Researches and advancements in DNA sequencing technology and a surplus of information on the meaning of DNA sequence changes have made genetic testing more practical now as compared to before. Such advancements will therefore better guide doctors in prescribing treatments for all illnesses including AMD. Also, doctors highly recommend that people, especially those above the age of 60, observing gradual or sudden vision changes in their central vision should check for a family history of the disease and book an appointment with their ophthalmologist at the earliest.

Complications Due To AMD

The main concern for those having macular degeneration is the inability to perform certain everyday tasks by themselves. Simple tasks like reading, writing, recognizing faces, driving all become difficult and challenging as the disease progresses and this can lead to stress and depression in some people. Another reason for concern is that a certain percentage of people suffering from AMD experience visual hallucinations. This is because, as vision diminishes the brain takes up wrong signals and creates false images. Not true for all patients with AMD that they would require mental support but if the hallucinations persist it is always advisable to approach a mental health expert, and share your worries and concerns with regards to the disease to be able to better cope with it.


Macular degeneration is diagnosed by an ophthalmologist or an optometrist. Some of the eye examinations conducted by them to detect the disease are as follows:

  1. Dilated eye exam – where the doctor dilates the pupils using eye drops to get a better view of the retina.
  2. Autofluorescence – in this method, the retina is studied using autofluorescence photos to understand and analyze the progression of the disease.
  3. Fluorescein Angiography – this test is done if the doctor suspects you have wet AMD where fluid leaking is involved. A fluorescent dye is injected into the arm and traced through the blood vessels to the retina. The appearance of fluorescent patches indicates AMD.
  4. Amsler grid – mimicking a graph paper, the Amsler grid is used to detect early stages of the illness where vision changes are monitored and AMD is diagnosed as per the doctor’s findings.
  5. Tonometry – doctors prescribe a numbing eye-drop before this test is conducted and then measure eye pressure.
  6. Optical Coherence Tomography – when doctors suspect a patient of having advanced AMD, they use this imaging technique where they can measure the different layers of the retina and their related thickness. Thinning of the retina indicates geographic atrophy.
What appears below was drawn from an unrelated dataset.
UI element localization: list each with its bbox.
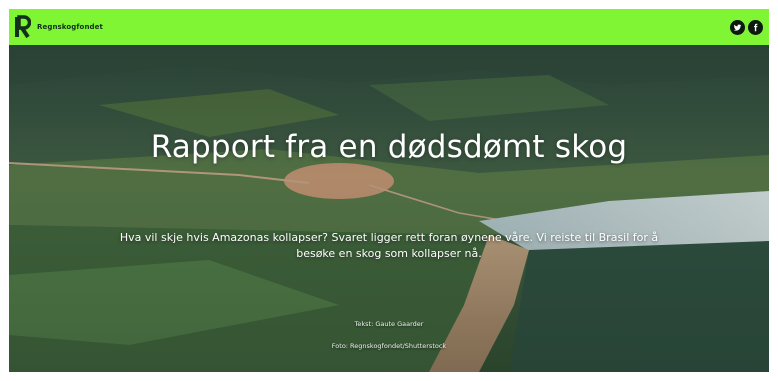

Following the below-mentioned habits may help slow down the progression of macular degeneration:

  • Maintain one’s body weight at an optimal range at all times. Obesity can lead to macular degeneration as well as various other illnesses.
  • After the age of 40, get your eyes checked regularly.
  • Consume a diet rich in vitamins and minerals. Make sure to intake a surplus of food rich in antioxidants as they help to keep many diseases at bay.
  • Smokers should call it a day and get rid of this unhealthy habit altogether.
  • Stay fit and healthy by following a routine exercise regime. Regular exercise not only helps to keep our weight under control but it also works as a mood lifter.
  • Keep a check on the overall existing health conditions, ensuring not to skip the prescribed medications.
  • Make sure that the blood pressure is maintained at a normal.
  • Protect the eyes from direct sunlight by wearing glasses and hats, whenever required.
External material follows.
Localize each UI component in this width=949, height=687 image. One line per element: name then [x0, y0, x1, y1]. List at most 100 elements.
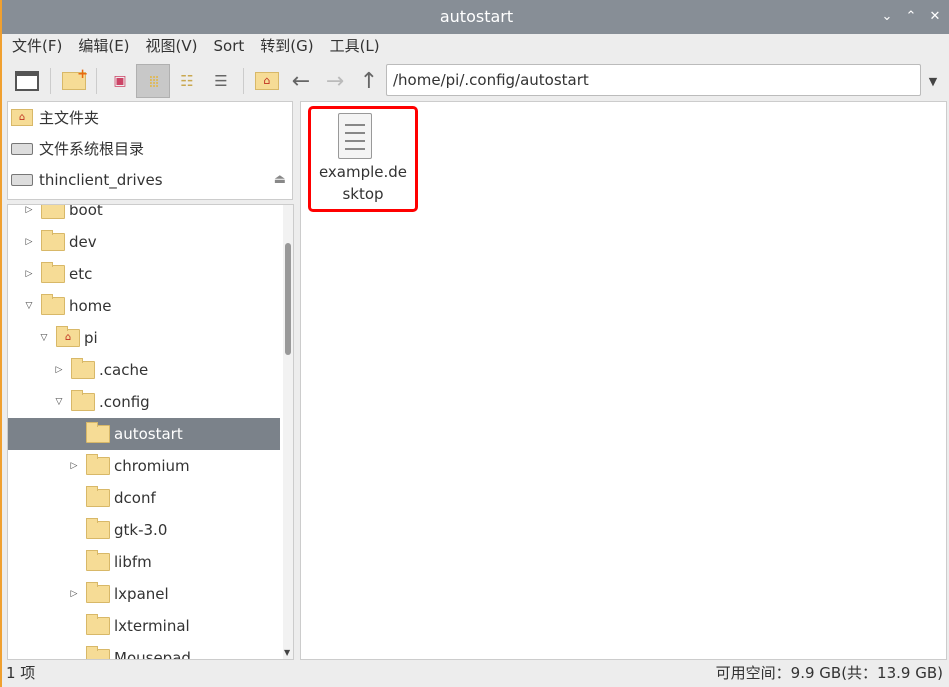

A general rule of thumb is to never take our health for granted. Be it concerning the eye or any other organ, one must not shy away from approaching healthcare professionals when needed, to discuss health concerns, to be able to better manage the disease. It is true that for certain hereditary diseases, there is a greater possibility for someone down the lineage to contract the disease in their lifetime but the more care we shower upon our body and overall health, the better we can manage illnesses and lead peaceful lives in the long run.